Eggs: Suddenly eggs are everywhere. At The Other Naughty Piglet, the linguine was topped with an egg that had been cured in soy and mince. An egg and mushroom combination cropped up again and again. At Lyle’s, girolles and ceps with egg were the stars of the show. At the excellent Ledbury (where I ate the single best meal of my trip), the Chef, Brett Graham, served a warm bantam’s egg (a bantam is a small chicken) with dried ham and truffles.

 

Grated foie gras: Say what you like about Ferran Adria, but many of the techniques he popularised still flourish even among chefs who don’t much care for molecular gastronomy. Frozen foie gras is now all the rage. The advantage with this technique is that you can shave the foie gras over a dish. It seems like powder but when it hits the warmth of your mouth, it returns to its original buttery texture.

 

   I have seen nearly everyone use this technique from Mark Best in Sydney to Daniel Humm in New York but it was used most inventively in London by Brett Graham in a dish that combined green beans, hazelnuts and peach and, more unusually, by Andrew Wong with Chinese pork.

 

Wines: It could just be the places I went to but I think London is giving up on the novelty of wines from unfamiliar countries and the New World.
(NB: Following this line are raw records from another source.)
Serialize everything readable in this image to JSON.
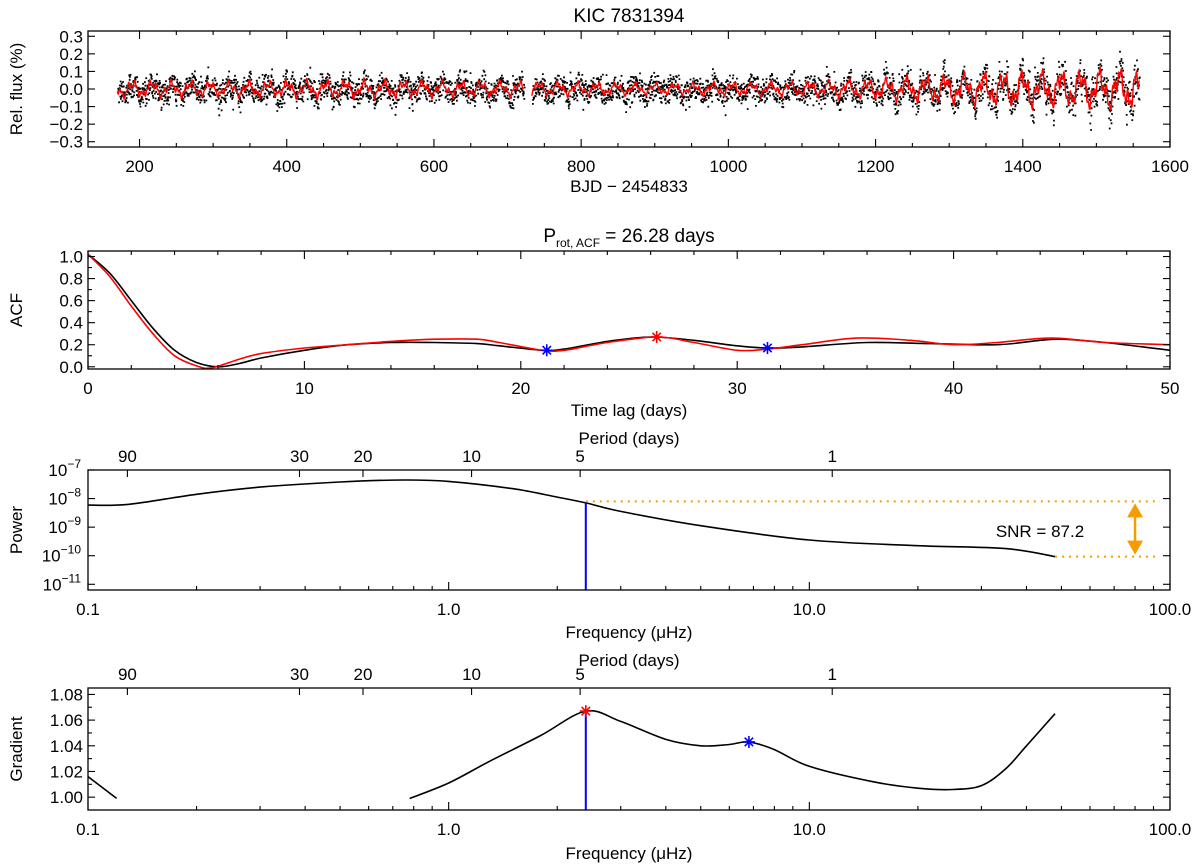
{
  "chart_data": [
    {
      "panel": "lightcurve",
      "type": "scatter",
      "title": "KIC 7831394",
      "xlabel": "BJD − 2454833",
      "ylabel": "Rel. flux (%)",
      "xlim": [
        130,
        1600
      ],
      "ylim": [
        -0.33,
        0.33
      ],
      "xticks": [
        "200",
        "400",
        "600",
        "800",
        "1000",
        "1200",
        "1400",
        "1600"
      ],
      "yticks": [
        "−0.3",
        "−0.2",
        "−0.1",
        "0.0",
        "0.1",
        "0.2",
        "0.3"
      ],
      "data_span": [
        170,
        1558
      ],
      "gap": [
        722,
        733
      ],
      "amplitude_envelope": {
        "x": [
          170,
          300,
          500,
          700,
          900,
          1100,
          1200,
          1300,
          1400,
          1500,
          1558
        ],
        "y": [
          0.06,
          0.05,
          0.06,
          0.05,
          0.04,
          0.05,
          0.07,
          0.1,
          0.12,
          0.13,
          0.14
        ]
      },
      "series": [
        {
          "name": "",
          "color": "#000000",
          "style": "points"
        },
        {
          "name": "",
          "color": "#ff0000",
          "style": "line"
        }
      ]
    },
    {
      "panel": "acf",
      "type": "line",
      "title_main": "P",
      "title_sub": "rot, ACF",
      "title_value": " = 26.28 days",
      "xlabel": "Time lag (days)",
      "ylabel": "ACF",
      "xlim": [
        0,
        50
      ],
      "ylim": [
        -0.02,
        1.05
      ],
      "xticks": [
        "0",
        "10",
        "20",
        "30",
        "40",
        "50"
      ],
      "yticks": [
        "0.0",
        "0.2",
        "0.4",
        "0.6",
        "0.8",
        "1.0"
      ],
      "series": [
        {
          "name": "",
          "color": "#000000",
          "x": [
            0,
            1,
            2,
            3,
            4,
            5,
            6,
            7,
            8,
            10,
            12,
            14,
            16,
            18,
            19,
            21,
            22,
            24,
            26,
            28,
            30,
            31.4,
            33,
            36,
            39,
            42,
            44,
            45,
            47,
            50
          ],
          "y": [
            1.02,
            0.85,
            0.6,
            0.35,
            0.15,
            0.04,
            0.0,
            0.03,
            0.08,
            0.15,
            0.2,
            0.22,
            0.22,
            0.21,
            0.19,
            0.15,
            0.16,
            0.23,
            0.27,
            0.24,
            0.19,
            0.17,
            0.18,
            0.22,
            0.21,
            0.2,
            0.24,
            0.25,
            0.22,
            0.15
          ]
        },
        {
          "name": "",
          "color": "#ff0000",
          "x": [
            0,
            1,
            2,
            3,
            4,
            5,
            5.7,
            7,
            8,
            10,
            12,
            14,
            16,
            18,
            19,
            21,
            22,
            24,
            26.3,
            28,
            30,
            31.4,
            33,
            35.5,
            38,
            40,
            42,
            44.5,
            47,
            50
          ],
          "y": [
            1.02,
            0.82,
            0.55,
            0.3,
            0.1,
            0.01,
            -0.01,
            0.07,
            0.12,
            0.17,
            0.2,
            0.23,
            0.25,
            0.25,
            0.22,
            0.15,
            0.15,
            0.22,
            0.27,
            0.22,
            0.15,
            0.16,
            0.2,
            0.26,
            0.24,
            0.2,
            0.22,
            0.26,
            0.22,
            0.2
          ]
        }
      ],
      "markers": [
        {
          "x": 21.2,
          "y": 0.15,
          "color": "#0000ff",
          "symbol": "asterisk"
        },
        {
          "x": 26.28,
          "y": 0.27,
          "color": "#ff0000",
          "symbol": "asterisk"
        },
        {
          "x": 31.4,
          "y": 0.17,
          "color": "#0000ff",
          "symbol": "asterisk"
        }
      ]
    },
    {
      "panel": "power",
      "type": "line",
      "xscale": "log",
      "yscale": "log",
      "xlabel": "Frequency (μHz)",
      "top_xlabel": "Period (days)",
      "ylabel": "Power",
      "xlim": [
        0.1,
        100
      ],
      "ylim_exp": [
        -11.2,
        -7
      ],
      "xticks": [
        "0.1",
        "1.0",
        "10.0",
        "100.0"
      ],
      "top_ticks": [
        {
          "label": "90",
          "period_days": 90
        },
        {
          "label": "30",
          "period_days": 30
        },
        {
          "label": "20",
          "period_days": 20
        },
        {
          "label": "10",
          "period_days": 10
        },
        {
          "label": "5",
          "period_days": 5
        },
        {
          "label": "1",
          "period_days": 1
        }
      ],
      "yticks": [
        {
          "base": "10",
          "exp": "−7",
          "value_exp": -7
        },
        {
          "base": "10",
          "exp": "−8",
          "value_exp": -8
        },
        {
          "base": "10",
          "exp": "−9",
          "value_exp": -9
        },
        {
          "base": "10",
          "exp": "−10",
          "value_exp": -10
        },
        {
          "base": "10",
          "exp": "−11",
          "value_exp": -11
        }
      ],
      "series": [
        {
          "name": "",
          "color": "#000000",
          "freq_uHz": [
            0.1,
            0.13,
            0.2,
            0.3,
            0.5,
            0.75,
            1.0,
            1.5,
            2.0,
            2.4,
            3.0,
            5.0,
            10.0,
            20.0,
            35.0,
            48.0
          ],
          "log10_power": [
            -8.23,
            -8.2,
            -7.85,
            -7.6,
            -7.42,
            -7.35,
            -7.4,
            -7.65,
            -7.95,
            -8.15,
            -8.45,
            -8.95,
            -9.45,
            -9.65,
            -9.75,
            -10.03
          ]
        }
      ],
      "peak_line": {
        "freq_uHz": 2.4,
        "color": "#0000ff"
      },
      "snr_band": {
        "upper_log10": -8.1,
        "lower_log10": -10.03,
        "color": "#f59c00",
        "arrow_freq_uHz": 80
      },
      "snr_label": "SNR = 87.2"
    },
    {
      "panel": "gradient",
      "type": "line",
      "xscale": "log",
      "xlabel": "Frequency (μHz)",
      "top_xlabel": "Period (days)",
      "ylabel": "Gradient",
      "xlim": [
        0.1,
        100
      ],
      "ylim": [
        0.99,
        1.085
      ],
      "xticks": [
        "0.1",
        "1.0",
        "10.0",
        "100.0"
      ],
      "top_ticks": [
        {
          "label": "90",
          "period_days": 90
        },
        {
          "label": "30",
          "period_days": 30
        },
        {
          "label": "20",
          "period_days": 20
        },
        {
          "label": "10",
          "period_days": 10
        },
        {
          "label": "5",
          "period_days": 5
        },
        {
          "label": "1",
          "period_days": 1
        }
      ],
      "yticks": [
        "1.00",
        "1.02",
        "1.04",
        "1.06",
        "1.08"
      ],
      "series": [
        {
          "name": "",
          "color": "#000000",
          "freq_uHz": [
            0.1,
            0.12,
            0.78,
            1.0,
            1.3,
            1.8,
            2.4,
            3.0,
            4.0,
            5.0,
            6.0,
            6.8,
            8.0,
            10.0,
            15.0,
            20.0,
            25.0,
            30.0,
            35.0,
            40.0,
            48.0
          ],
          "gradient": [
            1.016,
            0.999,
            0.999,
            1.011,
            1.028,
            1.048,
            1.067,
            1.059,
            1.045,
            1.04,
            1.041,
            1.043,
            1.037,
            1.024,
            1.012,
            1.007,
            1.006,
            1.009,
            1.022,
            1.04,
            1.065
          ]
        }
      ],
      "peak_line": {
        "freq_uHz": 2.4,
        "color": "#0000ff"
      },
      "markers": [
        {
          "freq_uHz": 2.4,
          "value": 1.067,
          "color": "#ff0000",
          "symbol": "asterisk"
        },
        {
          "freq_uHz": 6.8,
          "value": 1.043,
          "color": "#0000ff",
          "symbol": "asterisk"
        }
      ]
    }
  ]
}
Most sommeliers suggested European (mainly French) wines and the adventurous ones went for unfiltered wines, which I love but are not to everyone’s taste. (An unfiltered wine is cloudier and tastes more of the soil.) The superstar sommelier of the trip was Nominoe Guillebot at Lyle’s who won me over by pulling out an artisanal French tomato liqueur to drink with dessert.

 

Surprises: Not that many, actually. I thought the Ledbury would be as terrific as it was when it first opened but actually, it was even better. I thought Lyle’s would be good but not as great as the Clove Club and that turned out to be right. I thought Henrietta would be amazing because it had enlisted the talents of chef Ollie Dabbous but it was very ordinary. I was intrigued by the Smoking Goat, which was nice enough, but I wouldn’t go back.

 

   I had wondered about Wolfgang Puck’s Cut, part of a chain run by the celebrity chef where waiters offer you hunks of over-priced and oversized steak from all over the world. I went with Digvijay Singh and Sheroy Kermani, the general manager and the chef from St. James Court and was pleasantly surprised. The steak (I stuck with local British meat) was fine but the sides (ratte potatoes, bone marrow, etc.) were terrific and the service was outstanding. But nearly all of the guests were from the Middle East and I wondered why they even bothered to put pork belly on the menu.

 

   But overall, it was a good experience. Which just shows that you can’t afford to be prejudiced. It is possible to eat well in both Londons. You just have to be lucky.